Turkey delivered a ninth straight interest-rate cut in less than a year, acting with more restraint as the central bank looks to strike a balance between stimulating the economy and shielding a currency still trading near an all-time low.
The Monetary Policy Committee, led by governor Murat Uysal, reduced its benchmark on Thursday to 8.25% from 8.75%, in line with the forecasts of most economists in a Bloomberg survey.
The lira erased losses against the dollar after the announcement.
The MPC described the decision as a “measured cut.” Unlike its statement in April, the latest assessment didn’t include a sentence that described risks to the central bank’s year-end inflation forecasts as being “on the downside.”
“Although consumer inflation might follow a slightly higher course in the short term due to seasonal and pandemic-related effects on food prices, demand-driven disinflationary effects will be more prevalent in the second half of the year,” the central bank said.
Turkey’s inflation slowed less than forecast last month as a sudden jump in food prices offset some of the impact from a slump in global oil markets and weak demand. In April, the central bank lowered its inflation expectations for the end of this year to 7.4%, less than a previous forecast of 8.2%.
Authorities have escalated their defence of the lira to leave some room for lower borrowing costs, a linchpin of the government’s strategy to keep cheap credit flowing to consumers and businesses as it tries to mitigate the economic fallout from the coronavirus outbreak.
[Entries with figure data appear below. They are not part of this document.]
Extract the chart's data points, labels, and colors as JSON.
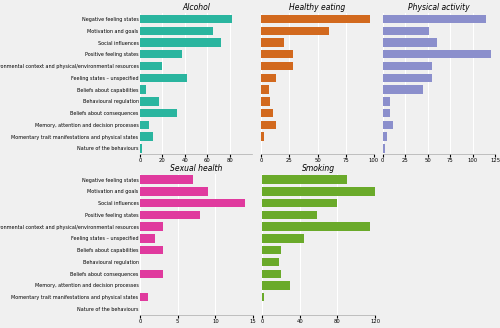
{
  "categories": [
    "Negative feeling states",
    "Motivation and goals",
    "Social influences",
    "Positive feeling states",
    "Environmental context and physical/environmental resources",
    "Feeling states – unspecified",
    "Beliefs about capabilities",
    "Behavioural regulation",
    "Beliefs about consequences",
    "Memory, attention and decision processes",
    "Momentary trait manifestations and physical states",
    "Nature of the behaviours"
  ],
  "alcohol": [
    82,
    65,
    72,
    37,
    20,
    42,
    5,
    17,
    33,
    8,
    12,
    2
  ],
  "healthy_eating": [
    97,
    60,
    20,
    28,
    28,
    13,
    7,
    8,
    10,
    13,
    2,
    0
  ],
  "physical_activity": [
    115,
    52,
    60,
    120,
    55,
    55,
    45,
    8,
    8,
    12,
    5,
    3
  ],
  "sexual_health": [
    7,
    9,
    14,
    8,
    3,
    2,
    3,
    0,
    3,
    0,
    1,
    0
  ],
  "smoking": [
    90,
    120,
    80,
    58,
    115,
    45,
    20,
    18,
    20,
    30,
    2,
    0
  ],
  "alcohol_color": "#2ab59f",
  "healthy_eating_color": "#d2691e",
  "physical_activity_color": "#8b8fcc",
  "sexual_health_color": "#e03a9e",
  "smoking_color": "#6aaa2a",
  "alcohol_xlim": [
    0,
    100
  ],
  "healthy_eating_xlim": [
    0,
    100
  ],
  "physical_activity_xlim": [
    0,
    125
  ],
  "sexual_health_xlim": [
    0,
    15
  ],
  "smoking_xlim": [
    0,
    120
  ],
  "alcohol_xticks": [
    0,
    20,
    40,
    60,
    80
  ],
  "healthy_eating_xticks": [
    0,
    25,
    50,
    75,
    100
  ],
  "physical_activity_xticks": [
    0,
    25,
    50,
    75,
    100,
    125
  ],
  "sexual_health_xticks": [
    0,
    5,
    10,
    15
  ],
  "smoking_xticks": [
    0,
    40,
    80,
    120
  ],
  "titles": [
    "Alcohol",
    "Healthy eating",
    "Physical activity",
    "Sexual health",
    "Smoking"
  ],
  "background_color": "#f0f0f0"
}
The latest cut pushed the policy rate to negative 2.69% when adjusted for inflation, one of the lowest levels in the world.
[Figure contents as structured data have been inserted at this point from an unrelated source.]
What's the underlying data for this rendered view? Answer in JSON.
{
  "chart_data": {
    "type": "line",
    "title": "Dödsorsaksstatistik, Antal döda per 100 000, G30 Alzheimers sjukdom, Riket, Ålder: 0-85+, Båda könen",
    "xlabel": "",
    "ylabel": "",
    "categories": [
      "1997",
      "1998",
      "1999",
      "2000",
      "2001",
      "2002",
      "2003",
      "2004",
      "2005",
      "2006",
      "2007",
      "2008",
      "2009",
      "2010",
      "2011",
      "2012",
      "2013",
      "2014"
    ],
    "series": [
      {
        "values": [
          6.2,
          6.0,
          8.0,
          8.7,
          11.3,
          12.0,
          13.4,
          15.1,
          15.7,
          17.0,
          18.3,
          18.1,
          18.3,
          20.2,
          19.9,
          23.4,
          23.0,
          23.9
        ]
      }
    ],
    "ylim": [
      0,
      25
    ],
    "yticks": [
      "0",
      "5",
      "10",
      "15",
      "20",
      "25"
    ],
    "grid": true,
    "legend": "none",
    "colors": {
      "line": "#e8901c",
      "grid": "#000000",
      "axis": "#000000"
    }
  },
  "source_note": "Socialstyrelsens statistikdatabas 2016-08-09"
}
Turkey’s currency is now hovering around its strongest level in over a month, despite having snapped a nine-day winning streak on Wednesday that propelled it back from a record low. It’s still down around 12.4% since the beginning of the year.
Although the prospect of ever-looser monetary policy threatens to weaken the lira, traders say taking positions against the Turkish currency has become a risky proposition for foreign investors, who once accounted for the bulk of activity in this market. In their absence, Turkish banks are playing an outsized role in stabilising the lira.
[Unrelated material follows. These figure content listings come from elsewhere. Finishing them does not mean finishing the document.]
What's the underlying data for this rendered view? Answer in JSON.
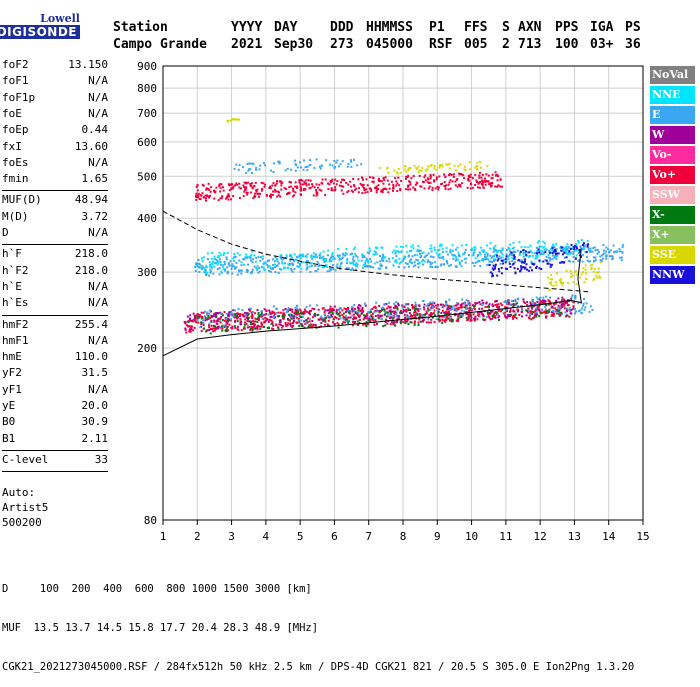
{
  "logo": {
    "line1": "Lowell",
    "line2": "DIGISONDE"
  },
  "header": {
    "labels": [
      "Station",
      "YYYY",
      "DAY",
      "DDD",
      "HHMMSS",
      "P1",
      "FFS",
      "S",
      "AXN",
      "PPS",
      "IGA",
      "PS"
    ],
    "values": [
      "Campo Grande",
      "2021",
      "Sep30",
      "273",
      "045000",
      "RSF",
      "005",
      "2",
      "713",
      "100",
      "03+",
      "36"
    ]
  },
  "params": [
    {
      "k": "foF2",
      "v": "13.150"
    },
    {
      "k": "foF1",
      "v": "N/A"
    },
    {
      "k": "foF1p",
      "v": "N/A"
    },
    {
      "k": "foE",
      "v": "N/A"
    },
    {
      "k": "foEp",
      "v": "0.44"
    },
    {
      "k": "fxI",
      "v": "13.60"
    },
    {
      "k": "foEs",
      "v": "N/A"
    },
    {
      "k": "fmin",
      "v": "1.65"
    },
    {
      "k": "MUF(D)",
      "v": "48.94"
    },
    {
      "k": "M(D)",
      "v": "3.72"
    },
    {
      "k": "D",
      "v": "N/A"
    },
    {
      "k": "h`F",
      "v": "218.0"
    },
    {
      "k": "h`F2",
      "v": "218.0"
    },
    {
      "k": "h`E",
      "v": "N/A"
    },
    {
      "k": "h`Es",
      "v": "N/A"
    },
    {
      "k": "hmF2",
      "v": "255.4"
    },
    {
      "k": "hmF1",
      "v": "N/A"
    },
    {
      "k": "hmE",
      "v": "110.0"
    },
    {
      "k": "yF2",
      "v": "31.5"
    },
    {
      "k": "yF1",
      "v": "N/A"
    },
    {
      "k": "yE",
      "v": "20.0"
    },
    {
      "k": "B0",
      "v": "30.9"
    },
    {
      "k": "B1",
      "v": "2.11"
    },
    {
      "k": "C-level",
      "v": "33"
    }
  ],
  "auto": {
    "line1": "Auto:",
    "line2": "Artist5",
    "line3": "500200"
  },
  "chart_data": {
    "type": "scatter",
    "xlabel": "",
    "ylabel": "",
    "xlim": [
      1,
      15
    ],
    "ylim": [
      80,
      900
    ],
    "xticks": [
      1,
      2,
      3,
      4,
      5,
      6,
      7,
      8,
      9,
      10,
      11,
      12,
      13,
      14,
      15
    ],
    "yticks": [
      80,
      200,
      300,
      400,
      500,
      600,
      700,
      800,
      900
    ],
    "y_scale": "log",
    "grid": true,
    "legend_position": "right",
    "legend": [
      {
        "name": "NoVal",
        "color": "#808080"
      },
      {
        "name": "NNE",
        "color": "#00e5ff"
      },
      {
        "name": "E",
        "color": "#3aa8f0"
      },
      {
        "name": "W",
        "color": "#a0009a"
      },
      {
        "name": "Vo-",
        "color": "#ff2ca0"
      },
      {
        "name": "Vo+",
        "color": "#f0003a"
      },
      {
        "name": "SSW",
        "color": "#f5b0b8"
      },
      {
        "name": "X-",
        "color": "#007a10"
      },
      {
        "name": "X+",
        "color": "#88c060"
      },
      {
        "name": "SSE",
        "color": "#d8d800"
      },
      {
        "name": "NNW",
        "color": "#1810d8"
      }
    ],
    "profile_curve": [
      [
        1.0,
        415
      ],
      [
        2.0,
        376
      ],
      [
        3.0,
        348
      ],
      [
        4.0,
        330
      ],
      [
        5.0,
        318
      ],
      [
        6.0,
        307
      ],
      [
        7.0,
        300
      ],
      [
        8.0,
        294
      ],
      [
        9.0,
        289
      ],
      [
        10.0,
        285
      ],
      [
        11.0,
        280
      ],
      [
        12.0,
        276
      ],
      [
        13.0,
        272
      ],
      [
        13.4,
        270
      ]
    ],
    "trace_curve": [
      [
        1.0,
        192
      ],
      [
        2.0,
        210
      ],
      [
        3.0,
        215
      ],
      [
        4.0,
        219
      ],
      [
        5.0,
        222
      ],
      [
        6.0,
        225
      ],
      [
        7.0,
        229
      ],
      [
        8.0,
        233
      ],
      [
        9.0,
        237
      ],
      [
        10.0,
        242
      ],
      [
        11.0,
        247
      ],
      [
        12.0,
        252
      ],
      [
        12.9,
        258
      ],
      [
        13.2,
        255
      ],
      [
        13.1,
        290
      ],
      [
        13.2,
        340
      ]
    ],
    "echo_bands": [
      {
        "color": "#f0003a",
        "x0": 1.6,
        "x1": 13.0,
        "y0": 218,
        "y1": 262,
        "n": 900
      },
      {
        "color": "#a0009a",
        "x0": 1.6,
        "x1": 13.0,
        "y0": 220,
        "y1": 264,
        "n": 300
      },
      {
        "color": "#3aa8f0",
        "x0": 1.9,
        "x1": 13.5,
        "y0": 222,
        "y1": 268,
        "n": 250
      },
      {
        "color": "#007a10",
        "x0": 1.7,
        "x1": 12.8,
        "y0": 216,
        "y1": 258,
        "n": 180
      },
      {
        "color": "#3aa8f0",
        "x0": 1.9,
        "x1": 14.4,
        "y0": 295,
        "y1": 350,
        "n": 650
      },
      {
        "color": "#00e5ff",
        "x0": 2.0,
        "x1": 13.5,
        "y0": 300,
        "y1": 360,
        "n": 300
      },
      {
        "color": "#f0003a",
        "x0": 1.9,
        "x1": 10.9,
        "y0": 440,
        "y1": 515,
        "n": 500
      },
      {
        "color": "#3aa8f0",
        "x0": 3.0,
        "x1": 6.8,
        "y0": 505,
        "y1": 560,
        "n": 70
      },
      {
        "color": "#d8d800",
        "x0": 7.2,
        "x1": 10.5,
        "y0": 505,
        "y1": 545,
        "n": 60
      },
      {
        "color": "#1810d8",
        "x0": 10.5,
        "x1": 13.4,
        "y0": 290,
        "y1": 360,
        "n": 120
      },
      {
        "color": "#d8d800",
        "x0": 12.2,
        "x1": 13.8,
        "y0": 270,
        "y1": 320,
        "n": 60
      },
      {
        "color": "#d8d800",
        "x0": 2.8,
        "x1": 3.2,
        "y0": 670,
        "y1": 690,
        "n": 12
      }
    ]
  },
  "footer": {
    "line1": "D     100  200  400  600  800 1000 1500 3000 [km]",
    "line2": "MUF  13.5 13.7 14.5 15.8 17.7 20.4 28.3 48.9 [MHz]",
    "line3": "CGK21_2021273045000.RSF / 284fx512h 50 kHz 2.5 km / DPS-4D CGK21 821 / 20.5 S 305.0 E Ion2Png 1.3.20"
  }
}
On average, foreign investors made up just under a third of all lira trades executed with local lenders over the past 30 trading days through May 11, according to central bank data and Bloomberg calculations. That’s the lowest share in a decade, and down from a high of 65% in 2018. Meanwhile, trades between Turkish lenders made up 37% of the market, the most on record.
Earlier this month, the banking regulator briefly barred local lenders from trading with Citigroup Inc, UBS Group AG and BNP Paribas SA. While the ban was lifted within days, BNP has stopped offering new lira trades to clients at its foreign-exchange prime-brokerage unit, according to people familiar with the matter.
“The lira has been defying the odds in recent days,” said Phoenix Kalen, a strategist at Societe Generale SA in London, before the decision. “This marked resilience may be attributable to continued currency interventions via state banks, regulatory interventions that magnified the risk of speculative short lira positions,” and speculation that Turkey may be close to securing a currency swap line.